The laundry was piling up, and the dishwasher hadn’t been emptied. But I couldn’t tear my eyes away from the screen.

Surprisingly, I wasn’t watching the NBA semi-final that featured our hairy, 7-foot lad. I’m talking about Family First’s Child Poverty and Family Structure report by Lindsay Mitchell.

I got obsessive. I read the whole document from start to finish. Then I read what the critics had to say. Then I researched the research related to the criticisms. Then I read other reports about poverty in New Zealand.

And I have come to an astonishing conclusion; they’re right. Family structure is the elephant in the room when it comes to the causes of poverty.  Also, I obviously have too much time on my hands.

But back to Family First and the endless parade of papers from the MSD or SuperU or The Treasury relating to poverty. All of them talk about the same “risk factors”; like unemployment, being Maori or Pacifica, and renting a home. They all also mention being a sole parent. Strangely, trying to support strong, healthy relationships doesn’t come up later among the policy suggestions.

And our experts seem quite determined to keep it that way. Inequality researcher Max Rashbrooke went straight past parenting and talked about the Scandinavian welfare system, which he hinted had almost obliterated child poverty.

But the literature I found said that Scandiavian sole parents were far more likely to be in work than in most other OECD countries. That means they’re less likely to need the state. It also pointed out that parents in poverty were far more likely to be on their own than part of a couple.

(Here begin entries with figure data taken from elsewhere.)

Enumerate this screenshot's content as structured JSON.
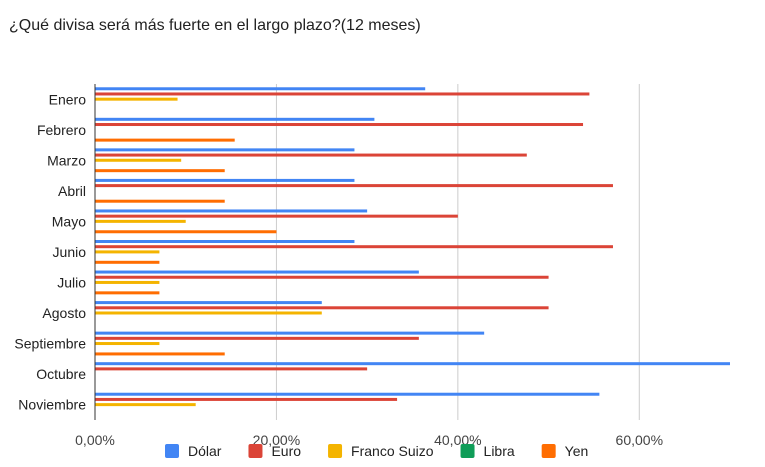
{
  "chart_data": {
    "type": "bar",
    "orientation": "horizontal",
    "title": "¿Qué divisa será más fuerte en el largo plazo?(12 meses)",
    "categories": [
      "Enero",
      "Febrero",
      "Marzo",
      "Abril",
      "Mayo",
      "Junio",
      "Julio",
      "Agosto",
      "Septiembre",
      "Octubre",
      "Noviembre"
    ],
    "series": [
      {
        "name": "Dólar",
        "color": "#4285f4",
        "values": [
          36.4,
          30.8,
          28.6,
          28.6,
          30.0,
          28.6,
          35.7,
          25.0,
          42.9,
          70.0,
          55.6
        ]
      },
      {
        "name": "Euro",
        "color": "#db4437",
        "values": [
          54.5,
          53.8,
          47.6,
          57.1,
          40.0,
          57.1,
          50.0,
          50.0,
          35.7,
          30.0,
          33.3
        ]
      },
      {
        "name": "Franco Suizo",
        "color": "#f4b400",
        "values": [
          9.1,
          0,
          9.5,
          0,
          10.0,
          7.1,
          7.1,
          25.0,
          7.1,
          0,
          11.1
        ]
      },
      {
        "name": "Libra",
        "color": "#0f9d58",
        "values": [
          0,
          0,
          0,
          0,
          0,
          0,
          0,
          0,
          0,
          0,
          0
        ]
      },
      {
        "name": "Yen",
        "color": "#ff6d01",
        "values": [
          0,
          15.4,
          14.3,
          14.3,
          20.0,
          7.1,
          7.1,
          0,
          14.3,
          0,
          0
        ]
      }
    ],
    "x_ticks": [
      0,
      20,
      40,
      60
    ],
    "x_tick_labels": [
      "0,00%",
      "20,00%",
      "40,00%",
      "60,00%"
    ],
    "xlim": [
      0,
      70
    ],
    "grid": true,
    "legend_position": "bottom"
  }
}
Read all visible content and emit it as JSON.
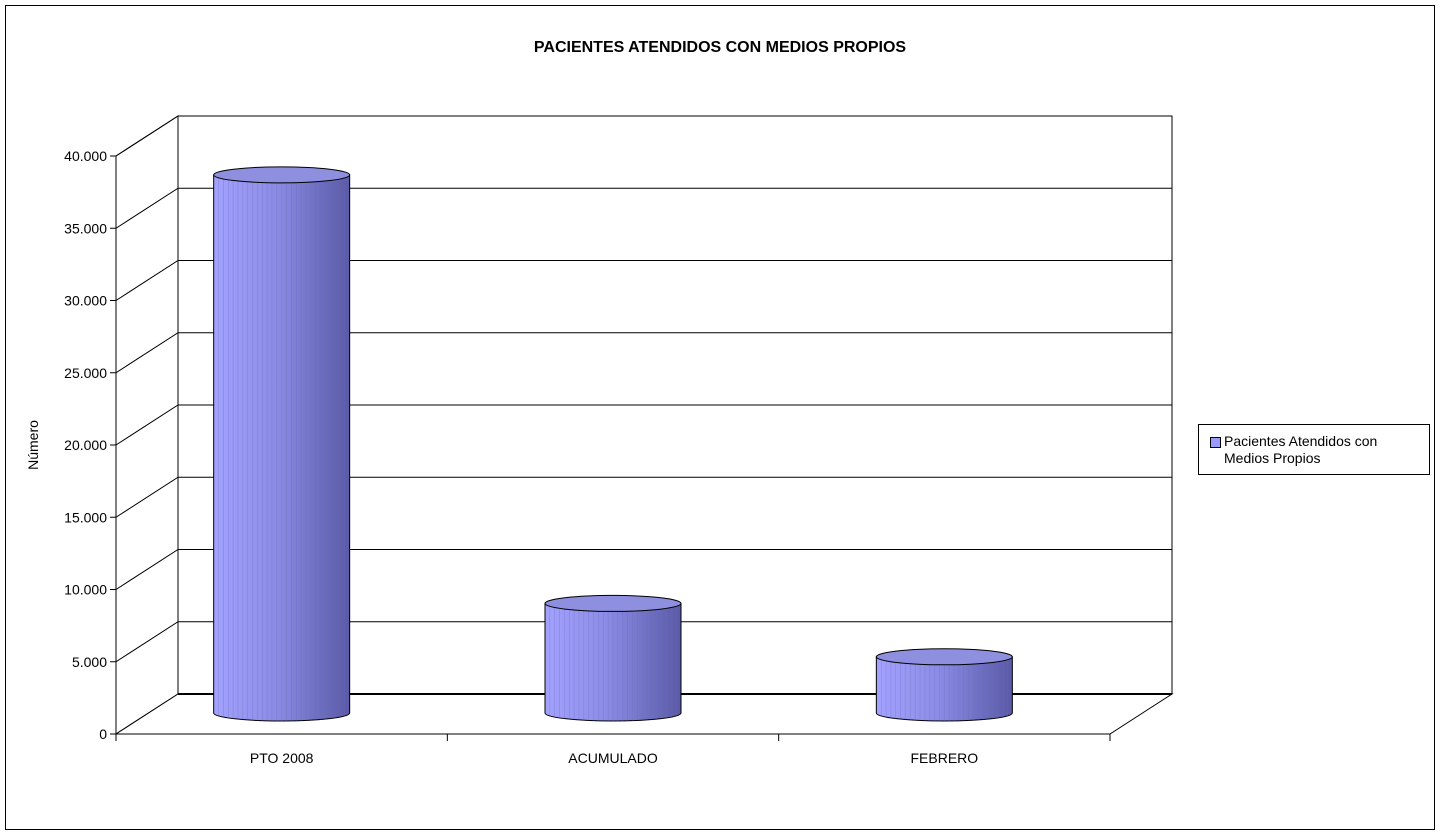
{
  "chart_data": {
    "type": "bar",
    "style": "3d-cylinder",
    "title": "PACIENTES ATENDIDOS CON MEDIOS PROPIOS",
    "xlabel": "",
    "ylabel": "Número",
    "categories": [
      "PTO 2008",
      "ACUMULADO",
      "FEBRERO"
    ],
    "series": [
      {
        "name": "Pacientes Atendidos con Medios Propios",
        "values": [
          38300,
          7800,
          4000
        ],
        "color": "#9999ff"
      }
    ],
    "ylim": [
      0,
      40000
    ],
    "yticks": [
      0,
      5000,
      10000,
      15000,
      20000,
      25000,
      30000,
      35000,
      40000
    ],
    "ytick_labels": [
      "0",
      "5.000",
      "10.000",
      "15.000",
      "20.000",
      "25.000",
      "30.000",
      "35.000",
      "40.000"
    ],
    "grid": true,
    "legend_position": "right"
  }
}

So even the Scandinavians need to talk about family structure when it comes to poverty.

Academic Susan St John said some very sensible things, like how there’s a lot wrong with Government policy, employment and housing. Then she said those things were more important than family structure. But I looked at the research directly comparing loss of a relationship to loss of a job  (because I thought she was probably right) and was quite astonished. Loss of a relationship is a trigger event for far more families falling into poverty than loss of a job.

Over and over again, in government research, official statistics and papers published by other organisations this same pattern repeats.

And here’s why it all makes sense. First, break-ups when you’re the average adult are a horribly expensive process. It’s not just the paperwork, it’s not just the lawyers, it might be the counsellors, the psychologists, or simply the change in schools and new uniforms for the kids.

Next, it means an entirely new household has to be set up – another house needs to be rented, another fridge, washing machine, microwave and maybe even a car needs to be bought.

Those two people whose incomes were possibly already stretched, now face a remarkable number of costs. Which is why it’s no surprise the data shows that sole parents have higher levels of debt.

And of course, once you’ve got higher debts, and higher household costs as a proportion of income, you’ve got a very difficult financial hole to get out of.

But stay married, or in that de facto relationship, and you get to sail straight past all of those costs and pressures.

That’s why it makes sense to encourage strong, healthy, happy marriages if we want to keep kids out of poverty. (And I do mean good marriages: abusive, unhappy marriages can lead to unhappy, potentially abusive or abused, children. Those children then have less stable relationships when they grow up, and so are more likely to fall into poverty. Bad marriages don’t help anyone).

Life isn’t perfect, so we do need to have help available when a relationship break up brings poverty. But surely it we should at least be talking about how to support strong relationships, and avoid break ups, in the first place?

Because we can’t afford to be more afraid of elephants than we are fond of our children.